Discovery Channel’s ‘Shark Week’ to Feature Island University Marine Biology Professor

CORPUS CHRISTI, Texas – Among members of the fishing community who frequent the Seven Mile Bridge in the Florida Keys, there’s an oft-heard story that’s been passed on for decades about an extraordinarily giant hammerhead shark called “Big Mo” – short for Big Mother.

While locals remain adamant that Big Mo does indeed inhabit the waters surrounding Seven Mile Bridge, hard proof – such as a photo or video footage attesting to claims of Big Mo as the largest great hammerhead ever seen – has yet to be produced. 

Enter Dr. David Portnoy, Texas A&M University-Corpus Christi Associate Professor of Life Sciences and the Ruth A. Campbell Professor of Marine Biology. Portnoy's research interests include conservation genetics of exploited marine fishes, marine connectivity and patterns of zoogeography, systematics and evolution of elasmobranchs and bony fishes, and patterns of sexual selection, conflict, and speciation.

Portnoy runs the Marine Genomics Laboratory at the Island University and was contacted last fall by Hazmat Productions, the team working on a TV program for Discovery Channel’s “Shark Week”, to work on a research project as part of the TV show. “Monster Under the Bridge” airs at 7 p.m. Wednesday, Aug. 12, on Discovery Channel.

“The legend of Big Mo is what led the producers to want to tell the story,” Portnoy said. “There’s this story about an abnormally large hammerhead that patrols a bridge where locals like to fish. It’s a legend that’s apparently been around for a while.”

Listed as Critically Endangered by the International Union for Conservation of Nature’s Red List of Threatened Species, the great hammerhead is found in warm and temperate waters all over the world, including the Indian, Pacific, and Atlantic Oceans. It is the largest species of hammerhead.
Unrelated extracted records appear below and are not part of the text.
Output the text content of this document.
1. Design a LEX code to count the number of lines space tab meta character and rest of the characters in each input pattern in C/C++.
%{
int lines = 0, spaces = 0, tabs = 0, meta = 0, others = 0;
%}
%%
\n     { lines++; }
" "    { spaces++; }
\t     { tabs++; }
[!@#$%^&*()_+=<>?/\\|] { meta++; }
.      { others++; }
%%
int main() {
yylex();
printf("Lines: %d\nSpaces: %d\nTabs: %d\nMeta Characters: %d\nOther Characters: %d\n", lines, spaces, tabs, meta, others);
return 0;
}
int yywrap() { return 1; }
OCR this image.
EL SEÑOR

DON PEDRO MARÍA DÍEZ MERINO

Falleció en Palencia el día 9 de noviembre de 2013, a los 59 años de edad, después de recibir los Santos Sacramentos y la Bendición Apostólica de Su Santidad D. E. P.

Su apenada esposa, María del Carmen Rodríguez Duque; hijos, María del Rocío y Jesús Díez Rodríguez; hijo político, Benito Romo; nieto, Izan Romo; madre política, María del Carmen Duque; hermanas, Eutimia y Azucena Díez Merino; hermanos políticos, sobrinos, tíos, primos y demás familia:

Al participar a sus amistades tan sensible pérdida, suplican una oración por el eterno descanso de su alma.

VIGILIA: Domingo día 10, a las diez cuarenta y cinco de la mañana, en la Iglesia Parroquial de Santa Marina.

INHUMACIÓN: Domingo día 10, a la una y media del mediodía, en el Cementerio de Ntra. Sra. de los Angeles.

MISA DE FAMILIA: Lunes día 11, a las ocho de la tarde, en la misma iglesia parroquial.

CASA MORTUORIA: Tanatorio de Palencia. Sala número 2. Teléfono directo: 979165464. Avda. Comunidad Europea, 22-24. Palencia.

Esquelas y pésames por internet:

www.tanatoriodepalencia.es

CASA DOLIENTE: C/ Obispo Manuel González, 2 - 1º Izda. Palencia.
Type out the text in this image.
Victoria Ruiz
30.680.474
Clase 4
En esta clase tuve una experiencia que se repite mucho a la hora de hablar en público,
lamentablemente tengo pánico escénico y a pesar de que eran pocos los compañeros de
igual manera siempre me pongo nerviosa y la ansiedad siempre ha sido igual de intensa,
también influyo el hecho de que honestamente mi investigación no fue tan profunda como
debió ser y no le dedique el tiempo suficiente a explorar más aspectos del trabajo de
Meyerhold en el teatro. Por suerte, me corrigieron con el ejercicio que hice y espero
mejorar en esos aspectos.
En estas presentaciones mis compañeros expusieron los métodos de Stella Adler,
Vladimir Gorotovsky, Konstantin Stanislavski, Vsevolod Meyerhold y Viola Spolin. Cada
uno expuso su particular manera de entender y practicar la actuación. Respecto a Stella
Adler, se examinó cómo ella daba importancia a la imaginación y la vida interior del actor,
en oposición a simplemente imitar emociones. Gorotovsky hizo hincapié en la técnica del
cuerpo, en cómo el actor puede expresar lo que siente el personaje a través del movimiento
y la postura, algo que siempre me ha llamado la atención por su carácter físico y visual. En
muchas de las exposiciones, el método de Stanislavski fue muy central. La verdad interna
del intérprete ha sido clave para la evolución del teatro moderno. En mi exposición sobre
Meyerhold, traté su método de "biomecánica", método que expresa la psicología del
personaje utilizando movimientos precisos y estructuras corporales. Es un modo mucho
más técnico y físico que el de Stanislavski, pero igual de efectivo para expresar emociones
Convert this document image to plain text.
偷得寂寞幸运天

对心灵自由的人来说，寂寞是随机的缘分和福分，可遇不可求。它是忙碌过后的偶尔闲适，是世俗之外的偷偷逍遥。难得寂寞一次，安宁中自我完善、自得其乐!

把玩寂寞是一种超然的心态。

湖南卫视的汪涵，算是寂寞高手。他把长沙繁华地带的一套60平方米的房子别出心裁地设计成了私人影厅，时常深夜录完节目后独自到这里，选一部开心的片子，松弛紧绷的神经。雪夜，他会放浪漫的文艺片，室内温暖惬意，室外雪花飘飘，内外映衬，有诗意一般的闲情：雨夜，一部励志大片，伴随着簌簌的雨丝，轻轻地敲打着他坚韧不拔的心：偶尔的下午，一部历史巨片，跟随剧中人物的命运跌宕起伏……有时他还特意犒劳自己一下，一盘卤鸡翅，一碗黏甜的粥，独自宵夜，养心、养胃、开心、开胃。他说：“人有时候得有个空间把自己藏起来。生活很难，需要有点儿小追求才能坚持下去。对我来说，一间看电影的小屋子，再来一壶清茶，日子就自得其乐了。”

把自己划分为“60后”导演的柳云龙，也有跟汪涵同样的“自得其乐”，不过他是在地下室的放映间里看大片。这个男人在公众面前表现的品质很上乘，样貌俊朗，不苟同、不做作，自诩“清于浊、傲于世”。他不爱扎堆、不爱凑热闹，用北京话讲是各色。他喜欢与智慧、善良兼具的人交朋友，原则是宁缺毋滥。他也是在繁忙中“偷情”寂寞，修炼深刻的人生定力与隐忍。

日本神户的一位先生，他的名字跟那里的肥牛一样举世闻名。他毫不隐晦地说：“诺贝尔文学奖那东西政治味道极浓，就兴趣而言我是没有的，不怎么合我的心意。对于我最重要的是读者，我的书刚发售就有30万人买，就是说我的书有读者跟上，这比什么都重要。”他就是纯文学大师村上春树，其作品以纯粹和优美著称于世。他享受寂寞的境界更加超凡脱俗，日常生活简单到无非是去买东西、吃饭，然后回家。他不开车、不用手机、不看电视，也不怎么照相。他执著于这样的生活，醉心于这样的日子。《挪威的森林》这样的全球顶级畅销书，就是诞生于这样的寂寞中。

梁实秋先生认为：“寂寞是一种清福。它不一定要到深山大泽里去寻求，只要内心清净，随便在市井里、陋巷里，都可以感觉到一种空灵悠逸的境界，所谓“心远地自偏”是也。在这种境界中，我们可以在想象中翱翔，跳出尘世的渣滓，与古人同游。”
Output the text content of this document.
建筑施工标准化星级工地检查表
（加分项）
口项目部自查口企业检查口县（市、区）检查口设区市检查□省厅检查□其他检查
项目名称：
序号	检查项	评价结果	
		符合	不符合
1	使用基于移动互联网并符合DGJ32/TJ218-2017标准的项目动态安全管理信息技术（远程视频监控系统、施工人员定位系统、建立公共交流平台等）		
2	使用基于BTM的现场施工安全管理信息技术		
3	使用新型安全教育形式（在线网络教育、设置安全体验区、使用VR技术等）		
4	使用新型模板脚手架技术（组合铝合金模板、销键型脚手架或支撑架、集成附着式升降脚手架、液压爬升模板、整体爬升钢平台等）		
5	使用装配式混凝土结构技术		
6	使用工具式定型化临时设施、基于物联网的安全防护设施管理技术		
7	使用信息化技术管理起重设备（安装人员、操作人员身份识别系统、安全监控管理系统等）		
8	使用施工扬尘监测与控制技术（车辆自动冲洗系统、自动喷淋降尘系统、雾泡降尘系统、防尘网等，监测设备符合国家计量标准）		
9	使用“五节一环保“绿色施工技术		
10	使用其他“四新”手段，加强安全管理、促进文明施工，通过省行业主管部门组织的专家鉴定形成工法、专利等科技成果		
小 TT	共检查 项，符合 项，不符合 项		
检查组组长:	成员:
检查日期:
According to the IUCN, great hammerheads are in decline due to high mortality rates during recreational fishing and low breeding frequency – once every two years.

“We don’t know a lot about great hammerheads,” Portnoy said. “There are four large hammerhead species in the western North Atlantic Ocean; we know a good deal about scalloped hammerheads but much less about Carolina, smooth, and great hammerheads.”

Portnoy said he was asked to conduct research on a few questions regarding Big Mo: whether Big Mo was a cryptic species that would account for its large size or whether Big Mo was an individual from a population unique to the Florida Keys.  

“The producers wanted us to do genetic work to complement field work they were doing,” he said.

To process and analyze samples for the project, Portnoy turned to Islander doctoral student Amanda Barker, a Graduate Research Assistant in the Marine Genomics Lab, whose research focuses on conservation genetics of scalloped and Carolina hammerheads.

Barker, who is planning to graduate this fall, said the pair worked with collaborators from universities and agencies across the Gulf of Mexico and Atlantic Coast to collect and sequence DNA from more than 300 great hammerheads.

“We look at those tiny differences in DNA in thousands of places across the genome, and this can help us learn about things like population structure, site fidelity, and adaptation to local environments,” Barker said.

Barker said the timeline to conduct her research and provide results was much quicker than the grant-funded projects she normally works on.

“I began working on this project in December 2019, and we just wrapped up the final genetics results a couple weeks ago,” she said.

Portnoy said the project revealed that scientists and researchers have much to learn about great hammerheads.

“I think what the research showed me is that we need a lot more research on great hammerheads,” said Portnoy, who plans to take his preliminary data and present it to funding agencies to provide the resources for a wider survey to generate more data. “There’s a lot of things going on in terms of habitat usage and maybe the way the stocks are managed in the U.S. waters as a whole that need to be revisited.”

Barker said she looks forward to seeing “Monster Under the Bridge” and hearing from friends and family who view the program.

“Most of the time, the only people who know about things I work on are people who study the same things as me, so it’s exciting to be involved in something that will reach such a wide audience,” she said. “Molecular work doesn’t always get a lot of attention in programs like this, and I think it’s really cool that people will get a chance to see the different tools researchers use to learn about sharks.”

Portnoy said TV programs like “Monster Under the Bridge” offer scientists a chance to discuss the need for conservation as well as the science behind the data for the benefit of a general audience.

“Nature programming – when done properly – is entertainment that helps people learn about animals, plants, or ecosystems that need to be conserved,” Portnoy said. “One of the things about this program is that there will be a conservation message associated with it. And that’s important because it informs the public about how they can help out with the effort.”

TUNE-IN: “Monster Under the Bridge” airs at 7 p.m. Wednesday, Aug. 12, on Discovery Channel

SHOW DESCRIPTION: Scientists believe that monster sharks make their home under the old Seven Mile Bridge. Fishermen claim that one of the sharks is an 18-foot-long, one-ton great hammerhead named Big Mo. If this is true, he will be the largest hammerhead on the planet. Produced by Hazmat Productions.